Beware of free radicals.
Unfortunately, the energy produced by the mitochondria isn’t without consequences. Oxygen is a vital molecule needed for the mitochondria to create energy; however, oxygen is an incredibly powerful reactant that can cause problems for your cells.
During the mitochondria’s energy production, about 2% of oxygen escapes in the form of reactive oxygen species, also known as free radicals. Free radicals can damage your DNA, proteins, and membranes.
Eat your antioxidants.
Luckily, there are enzymes and molecules in your cells to help counter these free radicals called antioxidants. Make sure to eat foods rich in antioxidants in order to combat those pesky free radicals. Foods like berries, kale, spinach, beans, and beets, are important to help your mitochondria stave off the damage.
Adopt a healthy lifestyle.
There are times when your antioxidants are lower than the number of free radicals. This imbalance can result in oxidative stress.

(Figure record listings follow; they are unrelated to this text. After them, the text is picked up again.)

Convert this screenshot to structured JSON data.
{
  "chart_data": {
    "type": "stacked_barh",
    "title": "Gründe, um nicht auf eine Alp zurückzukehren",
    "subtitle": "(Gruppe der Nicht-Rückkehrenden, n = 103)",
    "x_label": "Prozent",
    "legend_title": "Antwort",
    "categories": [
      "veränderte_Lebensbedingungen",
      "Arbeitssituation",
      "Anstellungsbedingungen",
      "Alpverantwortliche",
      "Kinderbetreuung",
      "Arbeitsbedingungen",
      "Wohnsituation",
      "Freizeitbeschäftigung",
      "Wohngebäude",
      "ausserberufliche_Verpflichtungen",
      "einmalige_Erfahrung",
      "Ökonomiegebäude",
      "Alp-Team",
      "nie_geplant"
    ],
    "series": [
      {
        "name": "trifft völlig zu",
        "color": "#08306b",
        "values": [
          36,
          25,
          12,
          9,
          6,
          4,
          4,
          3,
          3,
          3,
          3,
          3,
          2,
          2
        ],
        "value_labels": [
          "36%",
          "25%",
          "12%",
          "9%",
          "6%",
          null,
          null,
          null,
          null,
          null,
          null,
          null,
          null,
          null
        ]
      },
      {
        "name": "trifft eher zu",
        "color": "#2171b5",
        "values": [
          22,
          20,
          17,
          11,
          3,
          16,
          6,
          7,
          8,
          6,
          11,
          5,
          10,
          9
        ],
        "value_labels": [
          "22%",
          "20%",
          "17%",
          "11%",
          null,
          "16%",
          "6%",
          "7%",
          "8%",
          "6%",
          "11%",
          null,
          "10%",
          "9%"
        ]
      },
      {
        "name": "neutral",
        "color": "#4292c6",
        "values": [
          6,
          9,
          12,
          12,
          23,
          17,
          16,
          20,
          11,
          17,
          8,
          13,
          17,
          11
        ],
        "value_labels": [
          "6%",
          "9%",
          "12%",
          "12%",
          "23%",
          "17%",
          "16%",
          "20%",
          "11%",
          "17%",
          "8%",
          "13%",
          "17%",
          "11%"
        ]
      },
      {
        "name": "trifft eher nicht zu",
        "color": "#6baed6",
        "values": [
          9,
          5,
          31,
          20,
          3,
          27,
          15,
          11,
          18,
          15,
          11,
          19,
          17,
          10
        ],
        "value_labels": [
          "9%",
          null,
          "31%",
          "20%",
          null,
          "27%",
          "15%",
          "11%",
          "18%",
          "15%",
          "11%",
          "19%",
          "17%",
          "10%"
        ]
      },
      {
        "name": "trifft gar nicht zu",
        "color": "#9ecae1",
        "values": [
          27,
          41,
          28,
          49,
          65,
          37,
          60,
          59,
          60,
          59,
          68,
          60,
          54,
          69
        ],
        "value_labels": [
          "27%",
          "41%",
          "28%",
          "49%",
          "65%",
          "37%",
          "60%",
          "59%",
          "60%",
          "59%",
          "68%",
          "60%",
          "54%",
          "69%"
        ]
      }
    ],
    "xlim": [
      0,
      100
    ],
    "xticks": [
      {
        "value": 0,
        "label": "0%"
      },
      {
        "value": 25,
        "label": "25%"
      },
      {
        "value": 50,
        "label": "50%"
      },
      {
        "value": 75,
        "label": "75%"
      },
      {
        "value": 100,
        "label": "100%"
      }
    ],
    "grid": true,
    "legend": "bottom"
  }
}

Lifestyle factors such as lack of exercise, poor diet, drinking, and excess sun exposure can contribute to oxidative stress. It’s important to maintain a healthy lifestyle to help support the health of your mitochondria.
What is the nucleus?
The most important organelle is the nucleus, also known as “the brain of the cell.” The nucleus also has a lipid (fat) membrane around it in order to protect its vital interior.
The nucleus holds all the information needed to carry out the functions of your body. It uses DNA as the genetic blueprint to produce all the necessary proteins the cell needs to live, grow, and reproduce.
The process of creating proteins from reading the instructional information in your DNA is also known as gene expression.
Think of your DNA as one giant library of blueprint files. Different parts of the cell will ask for different blueprint files based on their needs and then assemble the necessary proteins to fulfill that need.
Your cells can create thousands of different proteins, each working to maintain cell function.
Avoid pesticides and carcinogens.
Your DNA needs to be kept safe from damage. But many environmental factors can disrupt your DNA.
Environmental toxins, particularly pesticides, can damage your DNA because they are known to be fat-soluble, and therefore can easily cross the membranes of both the cell and the nucleus.
You can minimize your exposure to pesticide residue by eating organically grown foods.
Likewise, pay close attention to carcinogenic foods like alcohol, red meats, and processed meats.
A review published in Biochemical Society Transactions, suggests exposure to carcinogens in the diet and environment can either directly or indirectly induce DNA damage.
Know your cells to make better choices.
“Trendy” diets fall short in explaining how their nutrition plan is right for you. A focus on cellular health can help you understand why it’s critical to have a healthy balanced diet.
When you eat something because someone tells you, “it’s good for you,” it can become hard for the habit to stick. A simple directive isn’t quite as motivational and helpful.
But when you are armed with the knowledge of how your nutrition is affecting your cellular health, practicing good healthy choices can come naturally.